Empathy: Seeing Myself as The Other Sees Me [1]

prisoner

One of the themes I have been wrestling with in the new writing I am doing (firm news on that soon, I hope) is around the subject of empathy for ‘the other.’

Philosophical lines appear to have been drawn between thinkers like Levinas on the one hand, and Hegel/Zizek/Lacan on the other. I personally felt more settled on the Levinasian view, until it was nicely disturbed by some converstations with Pete last weekend.

Levinas’ view is perhaps best summarised by his words that, ‘the other has a face, and it is a sacred book in which good is recorded.’ Or, as Rsyzard Kapuscinski paraphrases in his book ‘The Other’:

‘Stop,’ he seems to be saying to the man hurrying along in the rushing crowd. ‘There beside you is another person. Meet him. […] Look at the Other’s face as he offers it to you.
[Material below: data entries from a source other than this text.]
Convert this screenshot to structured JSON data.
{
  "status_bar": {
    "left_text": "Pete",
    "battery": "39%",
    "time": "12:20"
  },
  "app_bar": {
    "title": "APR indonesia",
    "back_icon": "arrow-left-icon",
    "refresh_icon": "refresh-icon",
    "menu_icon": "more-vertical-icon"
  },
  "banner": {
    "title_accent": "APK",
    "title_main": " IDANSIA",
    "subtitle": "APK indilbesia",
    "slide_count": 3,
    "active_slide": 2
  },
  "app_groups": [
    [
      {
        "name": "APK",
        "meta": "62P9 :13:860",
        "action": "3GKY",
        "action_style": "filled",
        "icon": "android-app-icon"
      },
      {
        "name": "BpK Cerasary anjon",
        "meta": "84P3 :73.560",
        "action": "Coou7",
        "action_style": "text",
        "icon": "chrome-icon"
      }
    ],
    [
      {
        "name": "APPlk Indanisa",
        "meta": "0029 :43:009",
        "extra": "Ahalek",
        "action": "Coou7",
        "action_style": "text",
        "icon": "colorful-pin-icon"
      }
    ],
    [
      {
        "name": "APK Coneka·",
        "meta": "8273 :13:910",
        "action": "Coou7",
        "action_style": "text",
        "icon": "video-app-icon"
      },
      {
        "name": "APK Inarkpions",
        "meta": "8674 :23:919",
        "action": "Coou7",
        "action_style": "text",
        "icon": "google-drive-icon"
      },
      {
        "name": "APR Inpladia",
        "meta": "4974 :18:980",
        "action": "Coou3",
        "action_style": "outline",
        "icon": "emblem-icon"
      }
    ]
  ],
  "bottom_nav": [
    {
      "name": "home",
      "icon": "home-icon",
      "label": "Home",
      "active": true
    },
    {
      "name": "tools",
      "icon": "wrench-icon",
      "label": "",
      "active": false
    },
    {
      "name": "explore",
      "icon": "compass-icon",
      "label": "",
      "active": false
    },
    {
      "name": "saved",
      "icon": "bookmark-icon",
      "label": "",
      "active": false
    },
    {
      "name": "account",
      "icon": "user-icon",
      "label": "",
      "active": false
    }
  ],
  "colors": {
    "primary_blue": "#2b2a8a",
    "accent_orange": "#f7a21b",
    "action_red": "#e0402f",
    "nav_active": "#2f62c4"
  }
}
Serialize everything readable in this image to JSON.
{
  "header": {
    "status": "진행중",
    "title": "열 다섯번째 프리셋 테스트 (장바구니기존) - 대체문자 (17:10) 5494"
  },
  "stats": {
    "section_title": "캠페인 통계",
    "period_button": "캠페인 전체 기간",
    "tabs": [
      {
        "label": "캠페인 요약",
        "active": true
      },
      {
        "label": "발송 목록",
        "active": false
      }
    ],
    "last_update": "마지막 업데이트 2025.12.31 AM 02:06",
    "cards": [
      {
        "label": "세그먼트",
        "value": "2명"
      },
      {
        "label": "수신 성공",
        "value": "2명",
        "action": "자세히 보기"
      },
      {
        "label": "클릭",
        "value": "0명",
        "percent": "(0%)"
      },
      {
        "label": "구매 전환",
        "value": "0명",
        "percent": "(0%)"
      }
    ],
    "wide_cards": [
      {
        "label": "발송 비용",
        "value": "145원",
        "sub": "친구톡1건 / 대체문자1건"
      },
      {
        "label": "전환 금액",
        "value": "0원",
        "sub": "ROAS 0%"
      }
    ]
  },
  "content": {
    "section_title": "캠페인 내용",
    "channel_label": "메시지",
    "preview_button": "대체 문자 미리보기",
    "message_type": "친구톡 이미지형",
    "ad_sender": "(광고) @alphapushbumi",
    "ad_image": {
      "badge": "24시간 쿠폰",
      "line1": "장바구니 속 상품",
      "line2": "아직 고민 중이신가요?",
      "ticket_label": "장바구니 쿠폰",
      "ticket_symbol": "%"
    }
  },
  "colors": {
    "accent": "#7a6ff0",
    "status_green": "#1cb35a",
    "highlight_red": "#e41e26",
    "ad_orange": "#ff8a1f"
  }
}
Through this face he shows you yourself: more than that – he brings you closer to God.

Zizek, and others, are very critical of this over-romantic view of the other, and accuse Levinas of too simplistic a view of the idea of ‘neighbour.’ I would agree that this is a risk, and that for a faith that looks to a God whose face was battered beyond recognition, we need to be careful not to have too saccharine view of the face of the other.

Levinas’ position is perhaps towards the optimistic, whereas someone like Lacan would want to affirm that true love for the other does not spring from the ground of our seeing them as good, but from the fact that the other is not perfect.

What I want to discuss in the next post – is where our fear of engaging the other might lie, and how the location of that fear may be important in our attempts to live more empathetically with one another.


Comments

One response to “Empathy: Seeing Myself as The Other Sees Me [1]”

  1. I’m looking forward to seeing where you go in this series of posts. Then tension between — to put it in shorthand — Levinas and Zizek on this subject is something I’ve been wrestling with myself. I believe there to be merits in both but I’m not sure how to reconcile the two (perhaps that is impossible, I don’t know).